Something in Guy’s expression shifted. The easy charm vanished, replaced by something flat and cold.

“You’re making a fundamental mistake,” he said. “The killer is the threat. Not the camera. The lens doesn’t hurt anyone.”

I let out a short, bitter laugh. “That’s bullshit and you know it.

You’re turning her into the story. You want to package her, market her fear, sell her persistence, and pray he takes the bait.

You build a narrative cage around her and call it protection, but all you’re really doing is putting her where she can bleed in public. ”

“If it bleeds, it leads,” Guy said quietly. “You used to know that. Or has being off the front lines finally softened you?”

“Not softened,” I said. “Just not lying to myself anymore. There was a time when coverage meant following the truth wherever it went. Not deciding the angle first and forcing the story to fit it. We chased leads—we didn’t manufacture arcs.”

Guy laughed, but there was no humor in it.
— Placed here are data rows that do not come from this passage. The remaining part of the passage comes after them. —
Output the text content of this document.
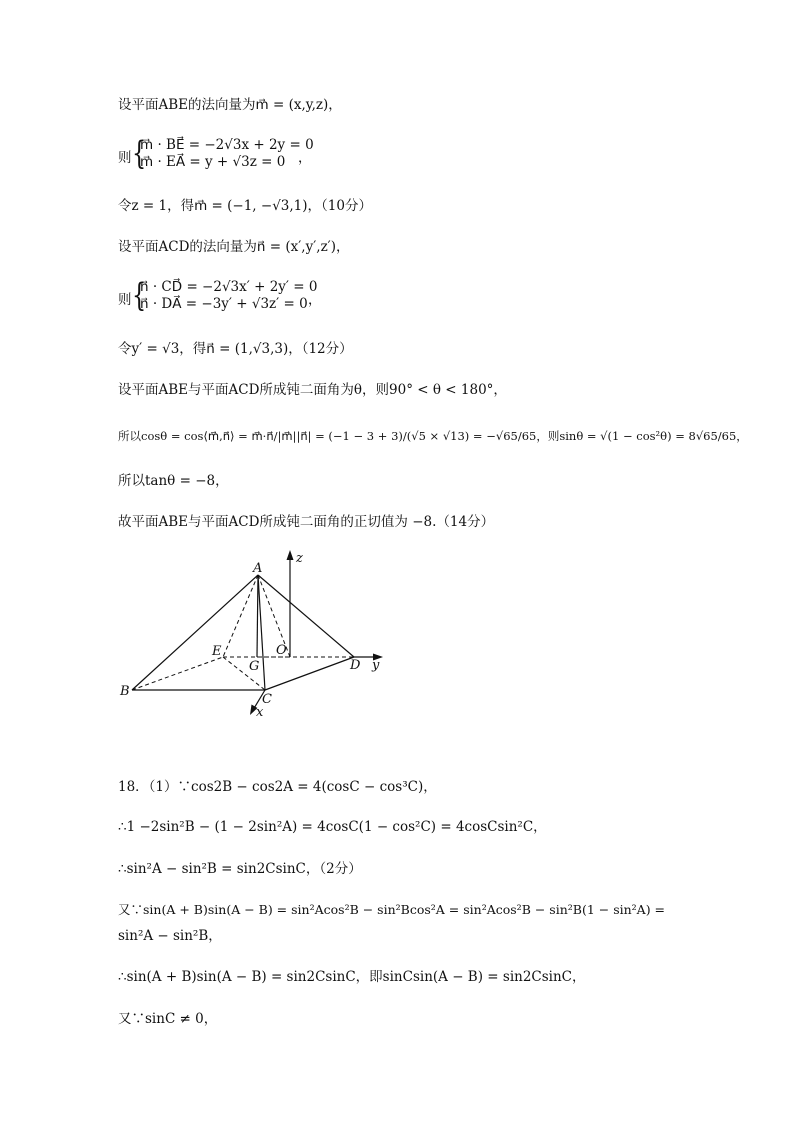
设平面ABE的法向量为m⃗ = (x,y,z)，
则 {
m⃗ · BE⃗ = −2√3x + 2y = 0
m⃗ · EA⃗ = y + √3z = 0 ，
令z = 1，得m⃗ = (−1, −√3,1)，（10分）
设平面ACD的法向量为n⃗ = (x′,y′,z′)，
则 {
n⃗ · CD⃗ = −2√3x′ + 2y′ = 0
n⃗ · DA⃗ = −3y′ + √3z′ = 0 ，
令y′ = √3，得n⃗ = (1,√3,3)，（12分）
设平面ABE与平面ACD所成钝二面角为θ，则90° < θ < 180°，
所以cosθ = cos⟨m⃗,n⃗⟩ = m⃗·n⃗/|m⃗||n⃗| = (−1 − 3 + 3)/(√5 × √13) = −√65/65，则sinθ = √(1 − cos²θ) = 8√65/65，
所以tanθ = −8，
故平面ABE与平面ACD所成钝二面角的正切值为 −8.（14分）
A
B
C
D
E
G
O
x
y
z
18．（1）∵cos2B − cos2A = 4(cosC − cos³C)，
∴1 −2sin²B − (1 − 2sin²A) = 4cosC(1 − cos²C) = 4cosCsin²C，
∴sin²A − sin²B = sin2CsinC，（2分）
又∵sin(A + B)sin(A − B) = sin²Acos²B − sin²Bcos²A = sin²Acos²B − sin²B(1 − sin²A) =
sin²A − sin²B，
∴sin(A + B)sin(A − B) = sin2CsinC，即sinCsin(A − B) = sin2CsinC，
又∵sinC ≠ 0，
Just condescension.

“You still think the story was ever the point?” he asked. “It’s always been about attention. Headlines. Demographics. If people don’t care, nothing else matters. That’s the job.”

The words sat in the room like smoke. Ugly. Familiar. And worst of all—true enough to hurt.

“This is a business, Flint,” he said. “We sell attention. Ratings. Engagement. Truth is optional. You know it. I know it. And I guarantee Mallory knows it too.”

Cold slid through me.

Ratings. Metrics. Narrative control.

The killer was doing the same thing.

Shaping the story. Controlling the frame. Changing the pattern when he wanted a new chapter.

Was it because the pressure was getting too close?

Or because the story bored him?

I hated how much the second possibility made sense.

“You’ve got no soul, Reardon,” I said, already turning for the door.

“No,” Guy replied calmly. “I’ve got strategy. And vision. That’s what keeps us on air.”

I didn’t look back.

But the question followed me anyway.

Would it keep her alive?

I was pretty sure Guy didn’t care—as long as the numbers stayed high.